Le lancement de Migros en 1925 a d’abord été motivé par la volonté de faire baisser les prix. Merci Dutti! Mais le startuper Duttweiler nourrissait d’emblée d’autres ambitions. Célébrer la mémoire du grand homme est facile. Réincarner son esprit et sa vision exigerait plus d’imagination.
1888
Naissance de Gottlieb Duttweiler à Zurich.
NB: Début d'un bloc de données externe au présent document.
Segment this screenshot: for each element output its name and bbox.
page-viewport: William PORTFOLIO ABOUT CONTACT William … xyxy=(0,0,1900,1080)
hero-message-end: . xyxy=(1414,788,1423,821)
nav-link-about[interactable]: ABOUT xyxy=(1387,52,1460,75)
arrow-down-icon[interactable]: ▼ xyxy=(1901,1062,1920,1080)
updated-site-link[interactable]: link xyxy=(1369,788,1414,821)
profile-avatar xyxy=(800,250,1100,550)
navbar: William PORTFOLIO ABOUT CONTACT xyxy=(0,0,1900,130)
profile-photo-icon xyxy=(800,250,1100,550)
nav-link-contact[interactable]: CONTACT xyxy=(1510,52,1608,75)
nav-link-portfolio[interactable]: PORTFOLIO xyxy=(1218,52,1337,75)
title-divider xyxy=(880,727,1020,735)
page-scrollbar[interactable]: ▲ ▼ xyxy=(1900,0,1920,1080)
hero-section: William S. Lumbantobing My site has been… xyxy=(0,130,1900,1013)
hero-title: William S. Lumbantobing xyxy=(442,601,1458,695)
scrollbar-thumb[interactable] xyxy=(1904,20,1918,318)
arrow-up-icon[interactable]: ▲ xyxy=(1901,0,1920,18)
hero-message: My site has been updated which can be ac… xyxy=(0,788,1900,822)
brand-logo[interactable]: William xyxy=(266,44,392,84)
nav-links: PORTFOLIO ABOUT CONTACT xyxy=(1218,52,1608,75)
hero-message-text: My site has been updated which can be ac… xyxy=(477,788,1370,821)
Adèle Bertschi, la future Mme Duttweiler, vient au monde quatre ans plus tard à Horgen (ZH).
1925
Fondation de Migros sous forme d’une société anonyme.
1935
Création du mouvement puis du parti de l’Alliance des indépendants.
1940
Annonce de la transformation de Migros en coopérative. Mise en œuvre l’année suivante.
1957
Création du Pour-cent culturel.
1962
Mort de «Dutti». Adèle Duttweiler lui survivra vingt-huit ans.